For positive feedback, clouds would have a rather low emissivity, ~0.5, and fairly high diffusion. How much light the clouds let through is an indication of how much solar radiation they are letting through. Simply, positive feedback cloud block more outgoing radiation than incoming.

This is more difficult to "see" because the infrared range of light outgoing is not in our visible spectrum. Patchy cirrus clouds let in a lot of visible light, so it would seem they would let out just as much infrared. which is not really the case.

At higher latitudes, where the air is typically drier, these clouds have a positive feedback or at least indicate the possibility of positive feedback. That sounds like I am hedging my bet, but there is a little logic to my reasoning.

Greenhouse gases have a higher impact in areas of lower relative or specific humidity. A desert is a good example. With clear skies, daytime temperatures can be over 100 degrees F and nighttime temperatures drop below 50 degrees F. With cloud cover that range can drop to below 100 F in the day and over 50 degrees F at night. The same cloud conditions in the humid tropics much less dramatic temperature wise because there is not as large a swing in emissivity which can be indicated by the specific humidity.
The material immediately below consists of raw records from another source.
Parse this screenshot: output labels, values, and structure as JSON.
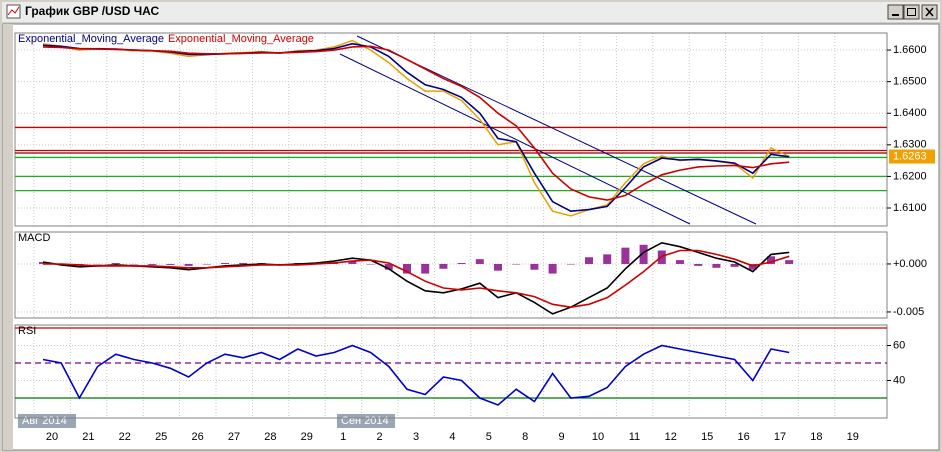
{
  "window": {
    "title": "График GBP /USD  ЧАС"
  },
  "x_axis": {
    "categories": [
      "20",
      null,
      "21",
      null,
      "22",
      null,
      "25",
      null,
      "26",
      null,
      "27",
      null,
      "28",
      null,
      "29",
      null,
      "1",
      null,
      "2",
      null,
      "3",
      null,
      "4",
      null,
      "5",
      null,
      "8",
      null,
      "9",
      null,
      "10",
      null,
      "11",
      null,
      "12",
      null,
      "15",
      null,
      "16",
      null,
      "17",
      null,
      "18",
      null,
      "19",
      null
    ],
    "month_labels": [
      "Авг 2014",
      "Сен 2014"
    ]
  },
  "chart_data": [
    {
      "type": "line",
      "legend": "top-left",
      "grid": true,
      "ylim": [
        1.6043,
        1.6654
      ],
      "yticks": [
        {
          "value": 1.66,
          "label": "1.6600"
        },
        {
          "value": 1.65,
          "label": "1.6500"
        },
        {
          "value": 1.64,
          "label": "1.6400"
        },
        {
          "value": 1.63,
          "label": "1.6300"
        },
        {
          "value": 1.62,
          "label": "1.6200"
        },
        {
          "value": 1.61,
          "label": "1.6100"
        }
      ],
      "levels": [
        {
          "value": 1.6355,
          "color": "#cc0000"
        },
        {
          "value": 1.6282,
          "color": "#cc0000"
        },
        {
          "value": 1.6274,
          "color": "#800000"
        },
        {
          "value": 1.626,
          "color": "#22aa22"
        },
        {
          "value": 1.62,
          "color": "#22aa22"
        },
        {
          "value": 1.6155,
          "color": "#22aa22"
        }
      ],
      "price_marker": {
        "value": 1.6263,
        "label": "1.6263",
        "color": "#f0a000"
      },
      "series": [
        {
          "color": "#e8a000",
          "values": [
            1.662,
            1.6612,
            1.66,
            1.6605,
            1.6602,
            1.6598,
            1.6597,
            1.659,
            1.658,
            1.6585,
            1.659,
            1.6592,
            1.6595,
            1.659,
            1.6598,
            1.66,
            1.661,
            1.663,
            1.66,
            1.656,
            1.651,
            1.647,
            1.647,
            1.644,
            1.638,
            1.63,
            1.631,
            1.618,
            1.609,
            1.6075,
            1.6095,
            1.611,
            1.618,
            1.624,
            1.6265,
            1.625,
            1.6255,
            1.6248,
            1.624,
            1.6195,
            1.629,
            1.6263,
            null,
            null,
            null,
            null
          ]
        },
        {
          "name": "Exponential_Moving_Average",
          "color": "#000080",
          "values": [
            1.6615,
            1.6612,
            1.6605,
            1.6604,
            1.6603,
            1.66,
            1.6598,
            1.6594,
            1.6586,
            1.6586,
            1.6588,
            1.659,
            1.6593,
            1.6591,
            1.6595,
            1.6598,
            1.6605,
            1.662,
            1.661,
            1.658,
            1.653,
            1.649,
            1.6475,
            1.645,
            1.64,
            1.632,
            1.631,
            1.621,
            1.612,
            1.609,
            1.6095,
            1.6105,
            1.6165,
            1.623,
            1.6258,
            1.6252,
            1.6254,
            1.6249,
            1.6242,
            1.621,
            1.627,
            1.6262,
            null,
            null,
            null,
            null
          ]
        },
        {
          "name": "Exponential_Moving_Average",
          "color": "#cc0000",
          "values": [
            1.661,
            1.6608,
            1.6604,
            1.6603,
            1.6602,
            1.66,
            1.6598,
            1.6596,
            1.659,
            1.6588,
            1.6588,
            1.6589,
            1.6591,
            1.6591,
            1.6593,
            1.6595,
            1.66,
            1.661,
            1.6612,
            1.66,
            1.657,
            1.654,
            1.651,
            1.6485,
            1.645,
            1.64,
            1.636,
            1.629,
            1.621,
            1.616,
            1.6135,
            1.6125,
            1.614,
            1.6175,
            1.6205,
            1.622,
            1.623,
            1.6233,
            1.6235,
            1.6228,
            1.624,
            1.6245,
            null,
            null,
            null,
            null
          ]
        }
      ]
    },
    {
      "type": "macd",
      "title": "MACD",
      "grid": true,
      "ylim": [
        -0.00563,
        0.00333
      ],
      "yticks": [
        {
          "value": 0,
          "label": "+0.000"
        },
        {
          "value": -0.005,
          "label": "-0.005"
        }
      ],
      "series": [
        {
          "kind": "bar",
          "color": "#800080",
          "values": [
            0.0002,
            -0.0001,
            -0.0002,
            0,
            0.0001,
            0,
            -0.0001,
            -0.0001,
            -0.0002,
            0,
            0.0001,
            0.0001,
            0.0001,
            0,
            0.0001,
            0.0001,
            0.0002,
            0.0003,
            0,
            -0.0006,
            -0.001,
            -0.001,
            -0.0005,
            0.0001,
            0.0005,
            -0.0007,
            0,
            -0.0006,
            -0.001,
            0,
            0.0007,
            0.001,
            0.0017,
            0.002,
            0.0014,
            0.0004,
            -0.0002,
            -0.0004,
            -0.0003,
            -0.0006,
            0.0008,
            0.0004,
            null,
            null,
            null,
            null
          ]
        },
        {
          "kind": "line",
          "color": "#000000",
          "values": [
            0.0002,
            -0.0001,
            -0.0003,
            -0.0002,
            -0.0001,
            -0.0002,
            -0.0003,
            -0.0004,
            -0.0006,
            -0.0004,
            -0.0002,
            -0.0001,
            0,
            -0.0001,
            0,
            0.0001,
            0.0003,
            0.0006,
            0.0004,
            -0.0005,
            -0.0018,
            -0.0028,
            -0.003,
            -0.0026,
            -0.002,
            -0.0035,
            -0.003,
            -0.004,
            -0.0052,
            -0.0045,
            -0.0035,
            -0.0025,
            -0.0005,
            0.0012,
            0.0022,
            0.0018,
            0.0012,
            0.0006,
            0.0002,
            -0.0008,
            0.001,
            0.0012,
            null,
            null,
            null,
            null
          ]
        },
        {
          "kind": "line",
          "color": "#cc0000",
          "values": [
            0,
            0,
            -0.0001,
            -0.0002,
            -0.0002,
            -0.0002,
            -0.0002,
            -0.0003,
            -0.0004,
            -0.0004,
            -0.0003,
            -0.0002,
            -0.0001,
            -0.0001,
            -0.0001,
            0,
            0.0001,
            0.0003,
            0.0004,
            0.0001,
            -0.0008,
            -0.0018,
            -0.0025,
            -0.0027,
            -0.0025,
            -0.0028,
            -0.003,
            -0.0034,
            -0.0042,
            -0.0045,
            -0.0042,
            -0.0035,
            -0.0022,
            -0.0008,
            0.0008,
            0.0014,
            0.0014,
            0.001,
            0.0005,
            -0.0002,
            0.0002,
            0.0008,
            null,
            null,
            null,
            null
          ]
        }
      ]
    },
    {
      "type": "line",
      "title": "RSI",
      "grid": true,
      "ylim": [
        18.6,
        71.7
      ],
      "yticks": [
        60,
        40
      ],
      "levels": [
        {
          "value": 70,
          "color": "#cc0000"
        },
        {
          "value": 50,
          "color": "#800080",
          "style": "dashed"
        },
        {
          "value": 30,
          "color": "#007700"
        }
      ],
      "series": [
        {
          "color": "#0000cc",
          "values": [
            52,
            50,
            30,
            48,
            55,
            52,
            50,
            47,
            42,
            50,
            55,
            53,
            56,
            52,
            58,
            54,
            56,
            60,
            56,
            48,
            35,
            32,
            42,
            40,
            30,
            26,
            35,
            28,
            44,
            30,
            31,
            36,
            48,
            55,
            60,
            58,
            56,
            54,
            52,
            40,
            58,
            56,
            null,
            null,
            null,
            null
          ]
        }
      ]
    }
  ]
}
That may sound confusing, but you have to remember that water vapor is "the" main greenhouse gas. Water vapor is responsible for somewhere between 60% and 80% of the greenhouse effect while trace elements are responsible for between 6% and 15% of the greenhouse effect on a global average. As water vapor decreases, the well mixed trace gases remain about the same, so their percentage impact increases in a dry air environment. So cloud location impacts its positive feedback, high latitude clouds and clouds over desert areas produce more positive feedback than they would over the tropics.

Changes in average cloud cover can be an indicator of 2XCO2 feedback, but the local conditions where the increased cloud cover occurs determines how strong the feedback is. That is about as simple as I can explain it. Local dew point temperatures use to determine relative and specific humidity are probably the most inaccurate temperature measurements recorded. Satellite measurements are more accurate, but coverage and the length of records limit their usefulness.

Precipitation records, while not totally accurate, are long enough and have good enough accuracy to be useful. In addition, rainfall reconstructions tend to be more accurate than temperature reconstructions because rainfall has a greater impact on most proxies than temperature.

The US and Global Precipitation Anomalies to the left are from a US government site which I will include a link to soon. The Data for the US appears to be more complete so it is likely that a comparison to US temperature anomalies would be appropriate for fine tuning the rule of thumb. A quick eyeball indicates a correlation between temperature and precipitation trends. A more intelligent statistical approach will be needed to see if and how much correlation exists.

As I mentioned, the rule of thumb is crude at this point. Comparisons to other cloud/precipitation studies shows a variety of results on the magnitude and sign of cloud feedback.

My conclusion so far is to reconstruct past climate change and to provide model input to predict future climate change, precipitation change by region would appear to be an important factor. A reasonable rule of thumb for energy change associated with precipitation would help fine tune the model skill. Regional based models, where the accuracy of instrumental measurements can be more easily determined, should be better suited to determining a precipitation variation input for general climate models.


Just to add a few thoughts before I forget them. Low latitude precipitation reconstructions agree well with oscillation variations, but mid and high latitude reconstructions are more difficult to attribute to a particular oscillation due to the interaction of various oscillation with each other. Since high latitude temperature variation is much greater than tropical, it would be very easy to jump to wrong conclusions should precipitation lag/lead temperature.